Everything was rocking along until Crouch, who had already been widowed, unexpectedly died in January 2017. With no heirs willing to receive her real estate holdings, Crouch’s estate fell into probate purgatory for about a year until the Crouch Foundation was created to direct it. Though the estate is currently valued at $14 million, foundation leaders told artists in May that they were seeking nonprofit status to avoid paying $6 million in estate taxes. The Internal Revenue Service won’t grant a nonprofit designation to the foundation while it operates the galleries, which are for-profit enterprises, said Rachel Flores, the foundation board’s secretary and executive director of the art institute.  

That meant the galleries had to go.

Flores said the staggering cost of operating Sunset Center played into the foundation’s decision—the electricity bill alone for the massive, aging building is $18,000 a month. The foundation was faced with a tough choice: Keep the galleries open and risk causing Crouch’s estate to bleed out in a few years, or close the galleries to secure a financial future for some of her other projects. In the end, they chose the latter. “The worst thing we could do is keep going how we’re going and just have to close the doors in a few years anyway. I don’t think that’s what she had in mind,” Flores said. 
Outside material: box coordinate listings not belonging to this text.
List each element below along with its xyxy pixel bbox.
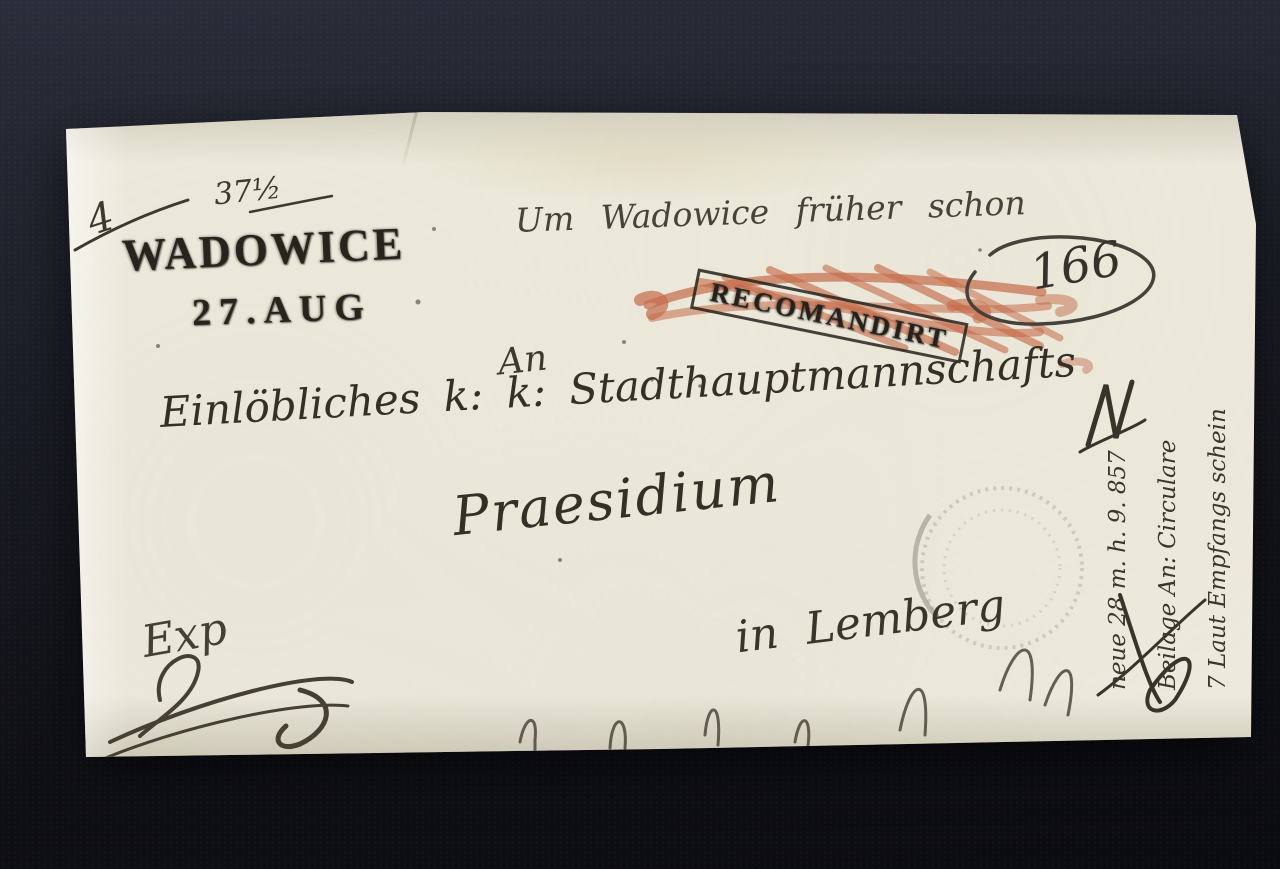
photo-scene: WADOWICE 27.AUG RECOMANDIRT 4 37½ Um Wad… (0, 0, 1280, 869)
signature-flourish (96, 656, 352, 762)
side-docket-line: 7 Laut Empfangs schein (1193, 260, 1243, 690)
expedit-mark: Exp (138, 603, 231, 668)
bottom-edge-shading (70, 695, 1260, 759)
bottom-fold-cutoff-writing (520, 650, 1072, 750)
address-line3: in Lemberg (733, 580, 1008, 664)
address-line2: Praesidium (450, 451, 784, 548)
address-line1: Einlöbliches k: k: Stadthauptmannschafts (159, 337, 1078, 437)
town-datestamp-line1: WADOWICE (121, 217, 406, 282)
envelope-shadow-wrap: WADOWICE 27.AUG RECOMANDIRT 4 37½ Um Wad… (0, 0, 1280, 869)
manuscript-rate-mark: 4 (82, 193, 120, 245)
manuscript-top-docket: Um Wadowice früher schon (514, 183, 1026, 240)
side-docket-line: neue 28 m. h. 9. 857 (1093, 260, 1143, 690)
manuscript-weight-mark: 37½ (212, 171, 283, 213)
top-edge-shading (60, 108, 1260, 164)
side-docket-rotated: neue 28 m. h. 9. 857 Beilage An: Circula… (1093, 260, 1243, 690)
side-docket-line: Beilage An: Circulare (1143, 260, 1193, 690)
folded-letter-cover: WADOWICE 27.AUG RECOMANDIRT 4 37½ Um Wad… (0, 0, 1280, 869)
paper-crease (401, 111, 418, 170)
town-datestamp-line2: 27.AUG (191, 285, 372, 335)
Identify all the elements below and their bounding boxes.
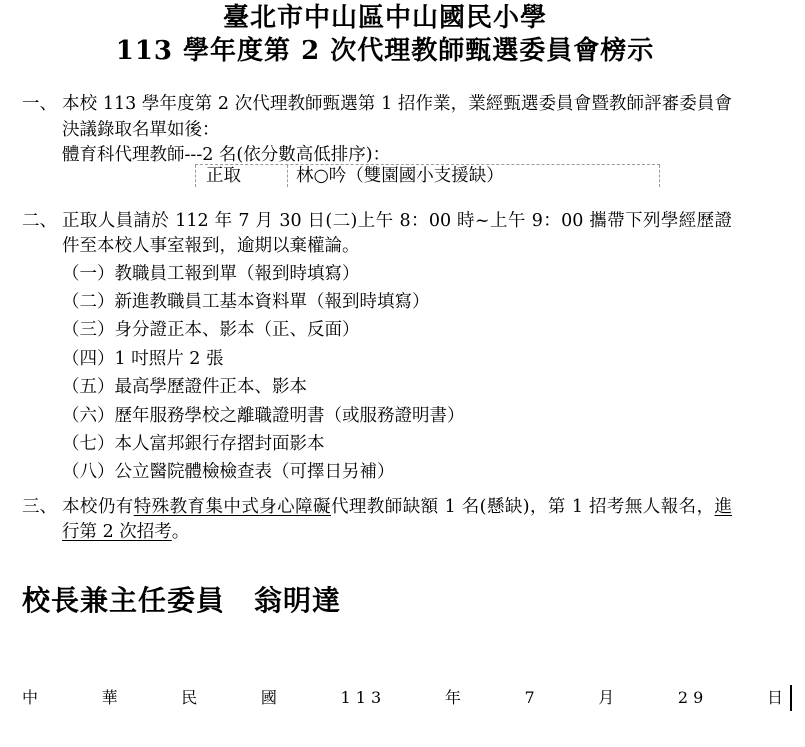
school-title: 臺北市中山區中山國民小學 — [22, 2, 748, 35]
section-2-paragraph: 正取人員請於 112 年 7 月 30 日(二)上午 8：00 時~上午 9：0… — [62, 209, 732, 260]
date-char: 月 — [598, 686, 614, 710]
section-2-body: 正取人員請於 112 年 7 月 30 日(二)上午 8：00 時~上午 9：0… — [62, 209, 732, 487]
section-2: 二、 正取人員請於 112 年 7 月 30 日(二)上午 8：00 時~上午 … — [22, 209, 734, 487]
result-name-cell: 林○吟（雙園國小支援缺） — [287, 165, 660, 187]
text-cursor — [790, 685, 792, 711]
section-1-paragraph: 本校 113 學年度第 2 次代理教師甄選第 1 招作業，業經甄選委員會暨教師評… — [62, 92, 732, 143]
section-3: 三、 本校仍有特殊教育集中式身心障礙代理教師缺額 1 名(懸缺)，第 1 招考無… — [22, 495, 734, 546]
date-month-value: 7 — [524, 686, 534, 710]
checklist-item: （四）1 吋照片 2 張 — [62, 345, 732, 373]
checklist-item: （一）教職員工報到單（報到時填寫） — [62, 260, 732, 288]
checklist-item: （三）身分證正本、影本（正、反面） — [62, 316, 732, 344]
admission-result-table: 正取 林○吟（雙園國小支援缺） — [195, 164, 660, 187]
document-page[interactable]: 臺北市中山區中山國民小學 113 學年度第 2 次代理教師甄選委員會榜示 一、 … — [0, 0, 805, 747]
section-3-underlined-vacancy: 特殊教育集中式身心障礙 — [134, 497, 331, 517]
date-char: 民 — [181, 686, 197, 710]
date-char: 華 — [102, 686, 118, 710]
section-1-number: 一、 — [22, 92, 62, 118]
section-3-text: 。 — [172, 522, 190, 542]
date-line: 中 華 民 國 1 1 3 年 7 月 2 9 日 — [22, 685, 792, 711]
checklist-item: （五）最高學歷證件正本、影本 — [62, 373, 732, 401]
principal-signature: 校長兼主任委員 翁明達 — [22, 583, 805, 619]
checklist-item: （六）歷年服務學校之離職證明書（或服務證明書） — [62, 402, 732, 430]
section-2-number: 二、 — [22, 209, 62, 235]
section-3-text: 本校仍有 — [62, 497, 134, 517]
date-day-group: 日 — [767, 685, 792, 711]
date-char: 日 — [767, 686, 783, 710]
section-1-body: 本校 113 學年度第 2 次代理教師甄選第 1 招作業，業經甄選委員會暨教師評… — [62, 92, 732, 169]
result-status-cell: 正取 — [195, 165, 287, 187]
date-char: 年 — [445, 686, 461, 710]
date-char: 中 — [22, 686, 38, 710]
checklist-item: （八）公立醫院體檢檢查表（可擇日另補） — [62, 458, 732, 486]
section-3-number: 三、 — [22, 495, 62, 521]
section-3-text: 代理教師缺額 1 名(懸缺)，第 1 招考無人報名， — [331, 497, 715, 517]
date-year-value: 1 1 3 — [341, 686, 382, 710]
section-1: 一、 本校 113 學年度第 2 次代理教師甄選第 1 招作業，業經甄選委員會暨… — [22, 92, 734, 169]
date-char: 國 — [261, 686, 277, 710]
announcement-title: 113 學年度第 2 次代理教師甄選委員會榜示 — [22, 35, 748, 68]
document-checklist: （一）教職員工報到單（報到時填寫） （二）新進教職員工基本資料單（報到時填寫） … — [62, 260, 732, 487]
checklist-item: （七）本人富邦銀行存摺封面影本 — [62, 430, 732, 458]
section-3-body: 本校仍有特殊教育集中式身心障礙代理教師缺額 1 名(懸缺)，第 1 招考無人報名… — [62, 495, 732, 546]
checklist-item: （二）新進教職員工基本資料單（報到時填寫） — [62, 288, 732, 316]
date-day-value: 2 9 — [678, 686, 703, 710]
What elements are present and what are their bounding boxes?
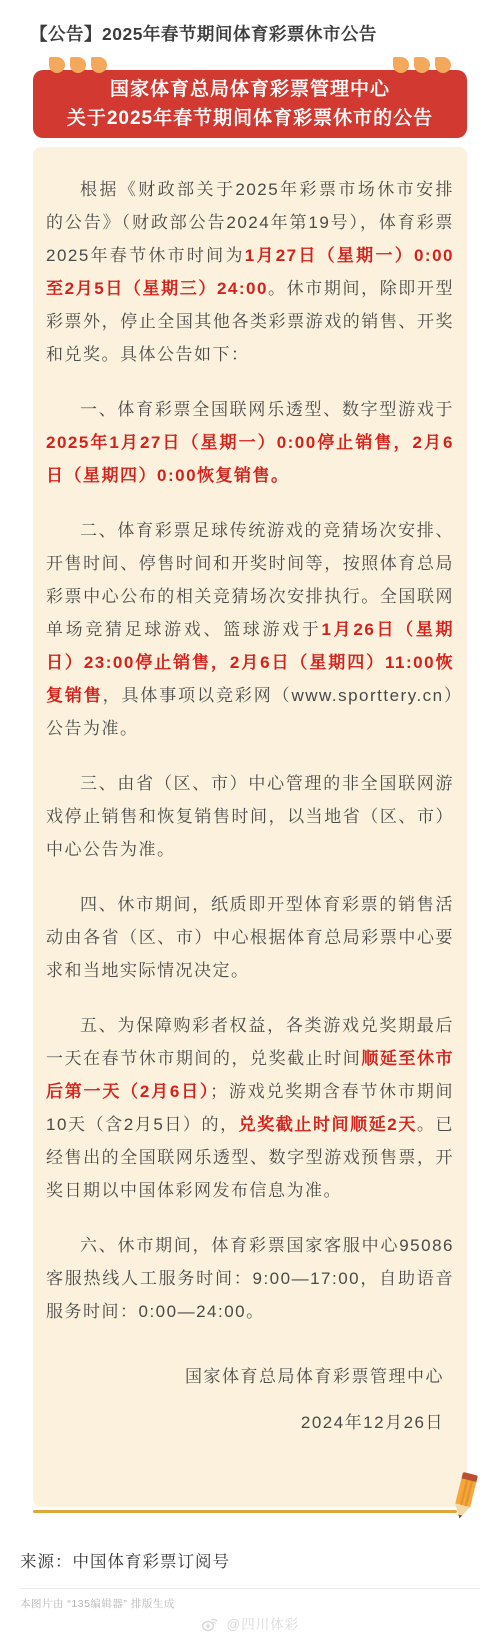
body-text: 四、休市期间，纸质即开型体育彩票的销售活动由各省（区、市）中心根据体育总局彩票中… (46, 895, 454, 980)
banner-title-line2: 关于2025年春节期间体育彩票休市的公告 (67, 104, 433, 133)
signature-date: 2024年12月26日 (46, 1400, 454, 1446)
weibo-logo-icon (201, 1617, 218, 1632)
body-text: 三、由省（区、市）中心管理的非全国联网游戏停止销售和恢复销售时间，以当地省（区、… (46, 774, 454, 859)
footer: 本图片由 “135编辑器” 排版生成 (20, 1588, 480, 1611)
quote-marks-left-icon (49, 57, 107, 73)
quote-mark-icon (91, 57, 107, 73)
announcement-paragraph: 六、休市期间，体育彩票国家客服中心95086客服热线人工服务时间：9:00—17… (46, 1229, 454, 1328)
body-text: 六、休市期间，体育彩票国家客服中心95086客服热线人工服务时间：9:00—17… (46, 1236, 454, 1321)
quote-mark-icon (393, 57, 409, 73)
announcement-paragraph: 二、体育彩票足球传统游戏的竞猜场次安排、开售时间、停售时间和开奖时间等，按照体育… (46, 514, 454, 745)
announcement-poster: 国家体育总局体育彩票管理中心 关于2025年春节期间体育彩票休市的公告 根据《财… (33, 70, 467, 1513)
announcement-paragraph: 四、休市期间，纸质即开型体育彩票的销售活动由各省（区、市）中心根据体育总局彩票中… (46, 888, 454, 987)
announcement-body: 根据《财政部关于2025年彩票市场休市安排的公告》（财政部公告2024年第19号… (46, 173, 454, 1328)
announcement-paragraph: 根据《财政部关于2025年彩票市场休市安排的公告》（财政部公告2024年第19号… (46, 173, 454, 371)
highlighted-text: 2025年1月27日（星期一）0:00停止销售，2月6日（星期四）0:00恢复销… (46, 433, 454, 485)
announcement-paragraph: 三、由省（区、市）中心管理的非全国联网游戏停止销售和恢复销售时间，以当地省（区、… (46, 767, 454, 866)
signature: 国家体育总局体育彩票管理中心 (46, 1354, 454, 1400)
banner-title-line1: 国家体育总局体育彩票管理中心 (110, 75, 390, 104)
announcement-paragraph: 五、为保障购彩者权益，各类游戏兑奖期最后一天在春节休市期间的，兑奖截止时间顺延至… (46, 1009, 454, 1207)
watermark-text: @四川体彩 (227, 1617, 300, 1632)
announcement-paragraph: 一、体育彩票全国联网乐透型、数字型游戏于2025年1月27日（星期一）0:00停… (46, 393, 454, 492)
announcement-card: 根据《财政部关于2025年彩票市场休市安排的公告》（财政部公告2024年第19号… (33, 147, 467, 1507)
quote-mark-icon (414, 57, 430, 73)
banner-header: 国家体育总局体育彩票管理中心 关于2025年春节期间体育彩票休市的公告 (33, 70, 467, 138)
quote-mark-icon (49, 57, 65, 73)
post-image: 【公告】2025年春节期间体育彩票休市公告 国家体育总局体育彩票管理中心 关于2… (0, 0, 500, 1639)
quote-marks-right-icon (393, 57, 451, 73)
gold-underline (33, 1510, 457, 1513)
highlighted-text: 兑奖截止时间顺延2天 (239, 1115, 417, 1134)
quote-mark-icon (70, 57, 86, 73)
source-line: 来源：中国体育彩票订阅号 (20, 1548, 230, 1572)
body-text: ，具体事项以竞彩网（www.sporttery.cn）公告为准。 (46, 686, 454, 738)
quote-mark-icon (435, 57, 451, 73)
page-title: 【公告】2025年春节期间体育彩票休市公告 (30, 0, 470, 46)
signature-block: 国家体育总局体育彩票管理中心 2024年12月26日 (46, 1354, 454, 1446)
generator-note: 本图片由 “135编辑器” 排版生成 (20, 1596, 480, 1611)
body-text: 一、体育彩票全国联网乐透型、数字型游戏于 (80, 400, 454, 419)
weibo-watermark: @四川体彩 (0, 1613, 500, 1633)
The 50 or so artists who worked and exhibited at Arts in the Sunset for the better part of 14 years say they’ll miss it terribly.
The 50 or so artists who worked and exhibited at Arts in the Sunset for the better part of 14 years say they’ll miss it terribly.  Shaie Williams

Some artists say they understand the decision. “They’re trying to extend what’s there, but it’s heartbreaking,” said Chris Rogers, a painter who makes Christian-themed pieces. Smith, the gourd artist, said she doesn’t believe the estate was intentionally hamstrung by its directors. “I just think they’re not as smart as the average jackass,” she said.  

As the event came to a close, the gallery artists decided to salute Sunset Center with a final procession. Each picked up a favorite piece of art and trotted it around the mall, single-file; it was an allusion to the inaugural First Friday event more than a decade ago, when artists and visitors marched through the place hoisting paintings, a literal take on the term “artwalk.” This month, as the line wound through Sunset Center, an acoustic guitarist heaped the melodrama on thick, playing a rendition of Pink Floyd’s “Wish You Were Here.” The artists still managed to slap on smiles, making the scene feel less like a dirge and more like a jazz funeral. “Can you believe this is the last Artwalk? I can’t,” said Dallas Mayer, a painter near the front of the line.

When the galleries close on August 31, the art institute will remain, said Flores, the foundation’s board secretary. And she hopes to invite some of the artists back to their to use the former galleries as workspaces instead, which the IRS apparently does not mind. 

Perhaps there’s hope for a new day at Sunset Center.